Tuesday, February 26, 2008

Truly Wanting to Survive and Live

There have been days that have gone by in which I have not wanted to live. I have wished that I would disappear and no longer exist. It is funny how one incident can change my feelings about that. Two nights ago, I was almost broken into at my house.

That one incident, sparked alot of feelings inside of me. I was angry that someone would try to violate my personal space and home. I fought back and wouldn't let them in! I yelled at them to leave. I then caught a glimpse of them leaving. They had tried to pick my lock and God protected me enough that they didn't get in. It was a small thing but it felt like my whole world of safety was invaded. I can't imagine what would have happened if they had made it into my house. It was at that moment that fear gripped me to the core. Even after they had gone, I was scared that they were hiding somewhere waiting for me to open the door so they could jump me. I called 911 and the police arrived within 15 minutes. I was assured that help was around for me. It never dawned on me that this could happen to me! It was also then that I realized that I wanted to fight to live. They can have my stuff but I wanted to live!

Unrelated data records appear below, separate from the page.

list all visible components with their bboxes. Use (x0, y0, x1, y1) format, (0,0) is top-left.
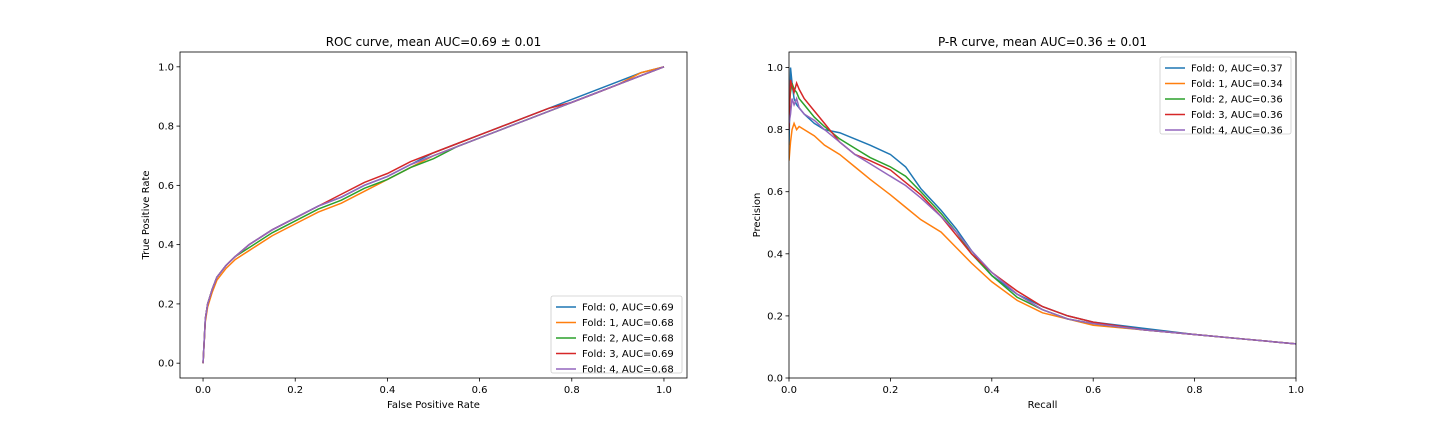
pr-x-axis-label: Recall (1028, 400, 1058, 411)
roc-chart-title: ROC curve, mean AUC=0.69 ± 0.01 (326, 35, 542, 49)
roc-legend-box (550, 295, 683, 374)
roc-x-tick-label: 0.4 (379, 385, 395, 396)
roc-x-tick-label: 0.8 (564, 385, 580, 396)
pr-series-line-fold-4 (789, 96, 1296, 345)
roc-y-tick-label: 0.6 (158, 181, 174, 192)
roc-x-tick-label: 0.2 (287, 385, 303, 396)
pr-y-axis-label: Precision (752, 193, 763, 238)
roc-legend-label-fold-0: Fold: 0, AUC=0.69 (582, 303, 674, 314)
pr-chart: P-R curve, mean AUC=0.36 ± 0.01 Recall P… (752, 35, 1304, 411)
pr-x-tick-label: 0.2 (882, 385, 898, 396)
pr-series-line-fold-3 (789, 79, 1296, 345)
pr-axes-frame (788, 51, 1297, 379)
pr-x-tick-label: 1.0 (1288, 385, 1304, 396)
pr-legend-label-fold-2: Fold: 2, AUC=0.36 (1191, 95, 1283, 106)
pr-y-tick-label: 0.0 (767, 374, 783, 385)
pr-x-tick-label: 0.0 (781, 385, 797, 396)
roc-y-axis-label: True Positive Rate (141, 170, 152, 260)
pr-legend: Fold: 0, AUC=0.37 Fold: 1, AUC=0.34 Fold: … (1159, 56, 1292, 137)
pr-y-tick-label: 1.0 (767, 63, 783, 74)
roc-chart: ROC curve, mean AUC=0.69 ± 0.01 False Po… (141, 35, 688, 411)
roc-legend-label-fold-3: Fold: 3, AUC=0.69 (582, 349, 674, 360)
pr-series-line-fold-1 (789, 121, 1296, 345)
pr-legend-label-fold-1: Fold: 1, AUC=0.34 (1191, 79, 1283, 90)
roc-series-line-fold-4 (202, 66, 665, 364)
pr-y-tick-label: 0.6 (767, 187, 783, 198)
pr-legend-label-fold-0: Fold: 0, AUC=0.37 (1191, 64, 1283, 75)
pr-y-tick-label: 0.4 (767, 249, 783, 260)
pr-legend-label-fold-3: Fold: 3, AUC=0.36 (1191, 110, 1283, 121)
roc-y-tick-label: 1.0 (158, 62, 174, 73)
roc-y-tick-label: 0.4 (158, 240, 174, 251)
roc-legend-label-fold-1: Fold: 1, AUC=0.68 (582, 318, 674, 329)
roc-legend: Fold: 0, AUC=0.69 Fold: 1, AUC=0.68 Fold: … (550, 295, 683, 376)
roc-y-tick-label: 0.0 (158, 359, 174, 370)
roc-y-tick-label: 0.2 (158, 299, 174, 310)
pr-x-tick-label: 0.4 (984, 385, 1000, 396)
pr-x-tick-label: 0.6 (1085, 385, 1101, 396)
roc-y-tick-label: 0.8 (158, 122, 174, 133)
roc-legend-label-fold-2: Fold: 2, AUC=0.68 (582, 334, 674, 345)
roc-x-tick-label: 0.6 (472, 385, 488, 396)
pr-legend-label-fold-4: Fold: 4, AUC=0.36 (1191, 126, 1283, 137)
roc-axes-frame (179, 51, 688, 379)
pr-legend-box (1159, 56, 1292, 135)
roc-x-tick-label: 0.0 (195, 385, 211, 396)
roc-x-axis-label: False Positive Rate (387, 400, 480, 411)
pr-chart-title: P-R curve, mean AUC=0.36 ± 0.01 (938, 35, 1147, 49)
pr-y-tick-label: 0.2 (767, 311, 783, 322)
roc-legend-label-fold-4: Fold: 4, AUC=0.68 (582, 365, 674, 376)
pr-x-tick-label: 0.8 (1187, 385, 1203, 396)
roc-x-tick-label: 1.0 (656, 385, 672, 396)
pr-y-tick-label: 0.8 (767, 125, 783, 136)
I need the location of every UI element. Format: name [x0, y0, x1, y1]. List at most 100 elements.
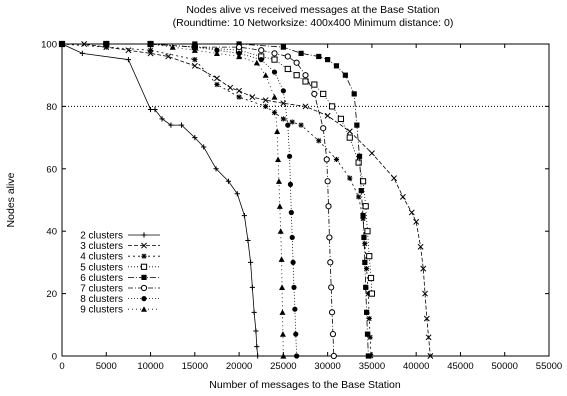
data-point — [141, 306, 147, 312]
data-point — [152, 106, 158, 113]
data-point — [141, 232, 147, 238]
data-point — [192, 135, 198, 141]
data-point — [279, 309, 286, 315]
data-point — [420, 265, 427, 272]
data-point — [59, 41, 65, 47]
data-point — [362, 259, 368, 265]
data-point — [280, 116, 286, 122]
data-point — [346, 134, 353, 141]
data-point — [254, 344, 260, 350]
data-point — [234, 191, 240, 197]
data-point — [280, 88, 286, 94]
x-tick-label: 45000 — [447, 361, 473, 372]
data-point — [399, 193, 406, 200]
data-point — [192, 41, 198, 47]
data-point — [324, 112, 331, 119]
series-8-clusters — [59, 41, 300, 359]
plot-frame — [61, 43, 550, 357]
data-point — [191, 47, 198, 53]
data-point — [362, 203, 369, 210]
data-point — [354, 122, 360, 128]
data-point — [168, 122, 174, 128]
data-point — [320, 125, 327, 132]
data-point — [364, 228, 371, 235]
data-point — [291, 284, 297, 290]
data-point — [192, 57, 198, 63]
data-point — [271, 110, 278, 116]
x-axis-label: Number of messages to the Base Station — [209, 379, 401, 391]
data-point — [347, 175, 353, 181]
x-tick-label: 20000 — [226, 361, 252, 372]
data-point — [289, 234, 295, 241]
data-point — [325, 203, 332, 210]
y-tick-label: 40 — [46, 227, 57, 238]
data-point — [284, 53, 291, 60]
legend-item: 7 clusters — [80, 284, 160, 295]
data-point — [275, 156, 282, 163]
series-line — [62, 43, 284, 357]
x-tick-label: 15000 — [182, 361, 208, 372]
axis-ticks: 0 5000 10000 15000 20000 25000 30000 35000 40000… — [41, 40, 562, 373]
data-point — [326, 234, 333, 241]
data-point — [356, 194, 362, 200]
data-point — [253, 328, 259, 334]
data-point — [276, 203, 283, 209]
data-point — [140, 263, 148, 270]
data-point — [294, 353, 300, 359]
data-point — [292, 306, 298, 312]
data-point — [333, 156, 340, 163]
data-point — [159, 116, 165, 122]
legend-label: 5 clusters — [80, 262, 123, 273]
data-point — [279, 331, 286, 337]
legend-item: 9 clusters — [80, 305, 160, 316]
data-point — [214, 75, 220, 82]
data-point — [236, 87, 243, 94]
data-point — [342, 72, 348, 78]
y-axis-label: Nodes alive — [5, 172, 17, 227]
data-point — [363, 266, 370, 272]
series-line — [62, 43, 373, 294]
x-tick-label: 25000 — [270, 361, 296, 372]
data-point — [236, 94, 242, 100]
data-point — [422, 290, 428, 297]
x-tick-label: 5000 — [96, 361, 117, 372]
x-tick-label: 10000 — [137, 361, 163, 372]
legend-label: 8 clusters — [80, 294, 123, 305]
data-point — [140, 284, 148, 292]
data-point — [288, 209, 294, 216]
data-point — [358, 188, 364, 194]
data-point — [290, 259, 296, 265]
data-point — [141, 274, 147, 280]
data-point — [363, 284, 369, 290]
y-tick-label: 20 — [46, 289, 57, 300]
data-point — [125, 57, 132, 63]
data-point — [287, 181, 294, 187]
legend-item: 8 clusters — [80, 294, 160, 305]
data-point — [191, 62, 198, 69]
data-point — [368, 353, 374, 359]
data-point — [325, 57, 331, 63]
data-point — [316, 53, 322, 60]
x-tick-label: 0 — [59, 361, 64, 372]
data-point — [285, 122, 291, 128]
legend-label: 6 clusters — [80, 273, 123, 284]
data-point — [274, 128, 281, 134]
data-point — [363, 309, 370, 315]
legend-label: 4 clusters — [80, 252, 123, 263]
data-point — [365, 291, 371, 297]
data-point — [423, 315, 430, 322]
data-point — [245, 237, 251, 244]
data-point — [293, 72, 300, 79]
series-line — [62, 43, 369, 357]
data-point — [262, 72, 269, 78]
data-point — [329, 331, 337, 338]
data-point — [280, 44, 286, 50]
x-tick-label: 40000 — [403, 361, 429, 372]
series-3-clusters — [59, 41, 434, 359]
data-point — [262, 97, 269, 104]
data-point — [213, 50, 220, 56]
data-point — [141, 242, 147, 249]
data-point — [298, 50, 304, 56]
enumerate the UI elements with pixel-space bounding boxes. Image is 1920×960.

It is that instinct in all of us that we all want to live! I know that fear grips us to the core when we face things like this but truly our instinct is to survive somehow. I learned alot from this one incident. I am still afraid that someone will break in and sleep with the lights on even now. Some other things I realized were things like God was protecting me in it all. I realized that adrenaline goes into play when things like this happen. Things I thought I would incapable of doing, I was capable of doing. I realized that life is a gift and it can be taken in an instant. I guess some of the things I get worked up about, aren't worth it because things can always be worse. I hope if I ever feel life is too boring for me, I will remember this time which is more than I bargained for.

Life is truly worth living out each opportunity and moment. It is easy to voice this but yet another one to live this out. I am going to try to do this for a change!